The period of 1970-1990 was marked by dramatic changes in economic, social and cultural life of the United States; they were caused by both domestic and external influences. These two decades can be characterized by significant shifts in foreign policy and in public opinion. In this paper, we need to discuss the new tendencies and identify those factors which contributed to them. First, it should be pointed out that the exact timelines are rather conventional because new trends in the society began to manifest themselves even earlier, approximately in late sixties but they became more acute during the presidency of Richard Nixon, who had to adopt radical strategies in order to address the problems which American people had to face (Heffner, 2002).

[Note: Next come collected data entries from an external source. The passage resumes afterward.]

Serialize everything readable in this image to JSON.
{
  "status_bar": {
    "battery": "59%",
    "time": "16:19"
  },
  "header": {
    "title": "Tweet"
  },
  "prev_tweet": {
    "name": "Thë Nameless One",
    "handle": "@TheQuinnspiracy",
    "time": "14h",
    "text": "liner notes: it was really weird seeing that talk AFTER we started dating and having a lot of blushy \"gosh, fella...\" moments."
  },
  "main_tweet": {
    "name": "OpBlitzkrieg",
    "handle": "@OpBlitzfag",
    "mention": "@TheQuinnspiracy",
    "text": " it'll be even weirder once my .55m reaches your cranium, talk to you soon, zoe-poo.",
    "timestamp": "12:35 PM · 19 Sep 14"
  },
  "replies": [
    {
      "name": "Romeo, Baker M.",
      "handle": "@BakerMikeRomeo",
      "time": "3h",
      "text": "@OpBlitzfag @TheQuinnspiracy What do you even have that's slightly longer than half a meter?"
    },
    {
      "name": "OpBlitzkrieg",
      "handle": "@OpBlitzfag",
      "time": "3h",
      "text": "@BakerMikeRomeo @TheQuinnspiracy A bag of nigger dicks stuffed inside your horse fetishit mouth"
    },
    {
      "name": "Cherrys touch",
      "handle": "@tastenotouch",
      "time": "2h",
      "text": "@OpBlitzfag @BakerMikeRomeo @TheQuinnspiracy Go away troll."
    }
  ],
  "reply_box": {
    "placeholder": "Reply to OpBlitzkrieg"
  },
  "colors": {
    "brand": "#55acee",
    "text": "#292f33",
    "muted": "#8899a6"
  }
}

On the whole, political course taken by the government was shaped by international situation in the world. At that moment, the Cold War was very far from its close and confrontation with the Soviet Union was one of the major concerns for the US Foreign Office. A part of this rivalry with the USSR was military conflict in Vietnam (Faragher, 2000). It stands to reason that this immensely affected beliefs and attitudes of average citizens. In fact, according to the opinion poll which was carried out in early seventies, the vast majority of people were dissatisfied with internal and external course, taken by the Oval Cabinet (Zinn, 2003 p 542). Additionally, many politicians on both sides of the Iron Curtain understood that this struggle of superpowers had been harmful for both countries. While analyzing this period we should also remember 1973 oil crisis that took place mostly because of the controversies between Nixon administration and Arabic countries which were reluctant to sell oil products to the US (Heffner, 2002, p 469). These events left a considerable trace in the US history and gave rise to new economic and political course.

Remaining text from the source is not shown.